Two separate mechanisms produce clavicular fractures. One is direct force on the point of the shoulder girdle due to a fall9). The other is an indirect force, which may give rise to clavicle fractures by the shearing force delivered from the humerus to the sternum via the shoulder joint and the clavicle when patients fall on their out-stretched arms1). Although a definite mechanism for simultaneous fractures of the proximal and distal clavicle has not been clearly defined, it seems that either separate or sequential forces result in such fractures. In our case, we presumed that direct force on the shoulder joint led to the distal clavicle fracture, especially considering the head injury. The proximal clavicle fracture was less likely to be caused by direct force, given its relationship with surrounding structures. The mechanism of injury to the proximal clavicle is similar to that of injury to the sternoclavicular joint. A proximal clavicle fracture can occur when either direct or indirect force is applied, either on the anterolateral or posterolateral aspect of the shoulder joint3). Therefore, in this case, we supposed that direct force applied to the shoulder joint resulted in the distal clavicle fracture, and then the sequential blow was transferred to the medial aspect of the clavicle, which caused the proximal clavicle fracture.
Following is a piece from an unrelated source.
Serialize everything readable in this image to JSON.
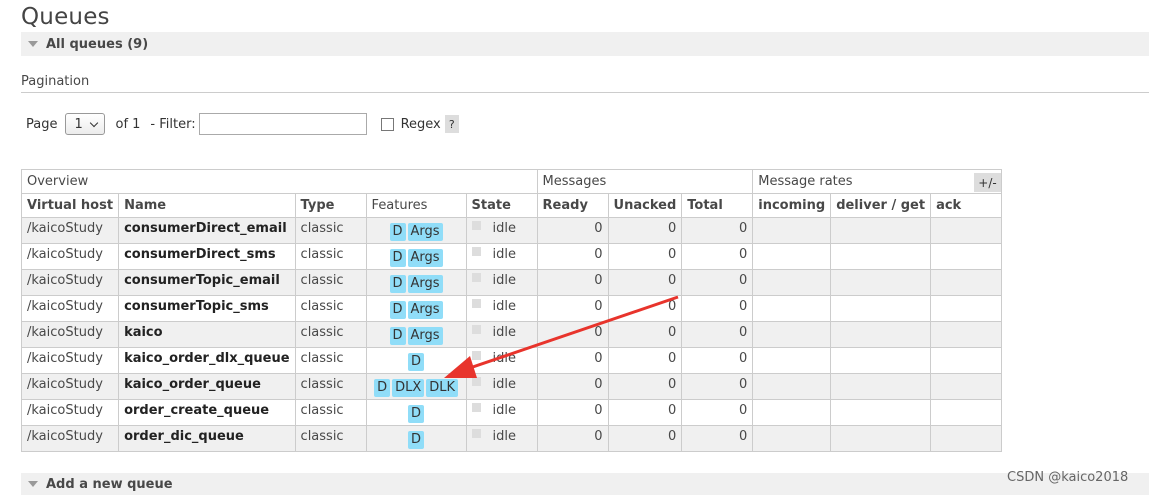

Fractures of the proximal clavicle are difficult to visualize because overlying structures in the chest obscure the view of the proximal end. For rare proximal fractures, particularly those that extend into the sternoclavicluar joint, a Hobb's view or a serendipity view may be helpful to access the fractures and identify their relationship to the sternoclavicular joint. However, proximal fractures require a computed tomography scan for adequate visualization. A proximal clavicular fracture combined with a distal one can be overlooked, and two studies have reported that proximal fractures in a double clavicle fracture were initially missed4,6). Therefore, a careful analysis is required when several signs of a suspected fracture of the proximal clavicle are presented, including tenderness, swelling, and subcutaneous hemorrhage on the anterior chest. A distal and proximal clavicle fracture can be treated either nonoperatively or operatively. Although proximal clavicular fractures heal well with nonoperative treatment, we believe that more active treatment through a surgical intervention should be considered in cases of a segmental fracture, considering that the clavicle forms one of the struts of the suspension ring of the shoulder girdle. In this case, plating with lag screws was applied to the proximal clavicular fracture in order to protect bending and torsional force to the clavicle. However, lag screws without plating for proximal clavicular fracture could be an alternative to the open plating so as to prevent worrisome problem, such as extensive soft tissue disruption and nonunion.
A concurrent distal and proximal clavicle fracture is a rare injury and may be difficult to diagnose. Therefore, when a distal clavicle fracture is diagnosed, a close physical examination and radiographic evaluation of the proximal clavicle fracture is necessary to prevent late complications such as a nonunion.